Das Lamento über den Niedergang klassischer Sparformen, allen voran des Sparbuchs, viele Jahrzehnte lang Symbol für das „zur Seite legen“ von Geld, ist nicht neu. Die Leitzinsen der Europäischen Zentralbank wurden im März 2016 auf null gesenkt – und dort einzementiert. Das Umfeld der Niedrigst-, Null- und Negativzinsen ist Sparerinnen und Sparern also bereits durchaus vertraut. Das gilt auch für den Umstand, dass klassische Sparformen seit Jahren eine negative Realverzinsung aufweisen, also der Zinsertrag abzüglich der Inflation negativ ausfällt. Die Sparlaune hat das dennoch nur bedingt getrübt. Im Vorjahr kam durch die ausgedehnten Lockdowns auch noch hinzu, dass die Gelegenheiten zum Geldausgeben äußerst rar waren. Laut Nationalbank ist daher das Geldvermögen der Österreicher auf den Rekordwert von 799 Milliarden Euro angeschwollen. Und die täglich fälligen Einlagen – aufgrund der Zins- und Inflationskulisse die eigentlich denkbar unattraktivste Art Vermögen zu horten – setzten ihren Rekordlauf noch einmal fort. Allein zwischen Dezember 2019 und Juni 2021 stiegen sie um 16 Prozent auf 200 Milliarden Euro.

Aufholprozess mit Schattenseiten

Ein gewisser Gewöhnungseffekt ist über die Jahre aber auch im Zusammenhang mit der Inflation eingetreten, die über einen Zeitraum von fast zehn Jahren konstant niedrig geblieben ist. Das hat sich seit dem Frühjahr jedoch fundamental geändert. Im September stieg sie laut Statistik Austria auf 3,3 Prozent, der höchste Wert seit November 2011.Und für Oktober werden laut Schnellschätzung sogar 3,6 Prozent erwartet. In Deutschland wurde bereits die Marke von vier Prozent geknackt, in den USA steht sogar schon länger ein Fünfer vor dem Komma.

Zum Tragen kommen auch sogenannte statistische Basiseffekte. Im Vorjahr sorgten die Verwerfungen der Corona-Pandemie in vielen Bereichen für historische Tiefstwerte. Mit dem rasanten Anziehen der Wirtschaft begann ein Aufholprozess mit Schattenseiten, knappes Material, Engpässe bei Rohstoffen und Personal, sprunghafter Anstieg beim Energiebedarf. Das spiegelt sich in den Preisen wider. Doch die Erwartung und Hoffnung, dass sich der Preisauftrieb im Frühjahr gewissermaßen wieder in Luft auflöst, wird dennoch zunehmend unrealistischer.

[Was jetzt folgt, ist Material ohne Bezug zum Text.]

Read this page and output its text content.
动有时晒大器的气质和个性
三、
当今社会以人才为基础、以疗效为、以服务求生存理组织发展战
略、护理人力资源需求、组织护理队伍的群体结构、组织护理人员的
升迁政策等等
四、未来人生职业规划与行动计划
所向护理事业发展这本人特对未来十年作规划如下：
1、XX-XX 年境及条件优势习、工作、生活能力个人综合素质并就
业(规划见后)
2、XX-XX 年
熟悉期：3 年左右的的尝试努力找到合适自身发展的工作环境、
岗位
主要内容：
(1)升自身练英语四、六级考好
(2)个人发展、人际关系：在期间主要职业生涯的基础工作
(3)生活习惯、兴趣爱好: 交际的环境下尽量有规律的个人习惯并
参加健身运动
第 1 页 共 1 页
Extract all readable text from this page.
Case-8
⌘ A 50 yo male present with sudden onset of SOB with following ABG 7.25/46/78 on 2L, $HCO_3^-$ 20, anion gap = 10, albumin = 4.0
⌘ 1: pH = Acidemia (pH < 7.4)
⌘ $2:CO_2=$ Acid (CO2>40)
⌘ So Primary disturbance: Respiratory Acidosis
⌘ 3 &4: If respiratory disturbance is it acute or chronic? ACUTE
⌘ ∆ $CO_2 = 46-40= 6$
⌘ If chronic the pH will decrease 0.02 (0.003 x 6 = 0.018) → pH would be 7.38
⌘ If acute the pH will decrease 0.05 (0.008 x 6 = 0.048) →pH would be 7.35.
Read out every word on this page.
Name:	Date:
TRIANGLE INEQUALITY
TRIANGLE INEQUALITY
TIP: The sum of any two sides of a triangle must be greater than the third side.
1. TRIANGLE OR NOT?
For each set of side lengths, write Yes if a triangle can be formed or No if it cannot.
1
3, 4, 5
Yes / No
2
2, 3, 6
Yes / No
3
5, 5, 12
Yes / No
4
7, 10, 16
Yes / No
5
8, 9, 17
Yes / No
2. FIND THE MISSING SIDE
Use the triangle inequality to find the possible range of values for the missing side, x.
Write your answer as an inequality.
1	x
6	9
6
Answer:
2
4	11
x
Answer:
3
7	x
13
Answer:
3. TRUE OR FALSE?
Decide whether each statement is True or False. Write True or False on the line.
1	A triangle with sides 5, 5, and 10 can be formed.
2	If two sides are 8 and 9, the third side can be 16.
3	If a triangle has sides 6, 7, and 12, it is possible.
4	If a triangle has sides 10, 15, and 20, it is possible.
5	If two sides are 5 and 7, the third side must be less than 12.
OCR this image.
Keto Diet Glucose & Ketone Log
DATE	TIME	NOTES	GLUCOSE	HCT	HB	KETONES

Schwierige Suche nach einem Ausweg

Damit steigt auch der Druck auf die Zentralbanken. Das volle Not- und Krisenprogramm, also milliardenschwere Anleihenkäufe sowie Null- und Negativzinsen bei hohem Wirtschaftswachstum und steigender Inflation, ist nicht mehr zu rechtfertigen. Doch das Zurückfahren dieser historischen Flut an billigem Geld ist komplex – und ohne historisches Beispiel. Denn parallel dazu haben sich auch die Verschuldungsgrade der Staaten und auch vieler Unternehmen in nie gekannte Höhen nach oben geschraubt. Denn die mehr oder weniger unterschwellige Devise der vergangenen Jahre lautete: Sparen zahlt sich ohnehin nicht aus, Kredite gibt’s zum Nulltarif bzw. im Fall von Ländern wie Österreich sogar mit einem Aufschlag in Form von negativen Anleihenrenditen. Für einige Länder, auch in der Eurozone, könnten steigenden Leitzinsen in der Refinanzierung folgenschwer sein. Das gilt aber wohl auch für so manchen Privathaushalt, der sich ob der niedrigen Zinsen zu teils waghalsigen Immobilienfinanzierungen hat hinreißen lassen. Auch die Finanzmärkte haben sich mit der Zentralbankpolitik der offenen Geldschleusen geradezu verbrüdert. Der Geldpolitik steht nun ein Balanceakt mit ungewissem Ausgang bevor.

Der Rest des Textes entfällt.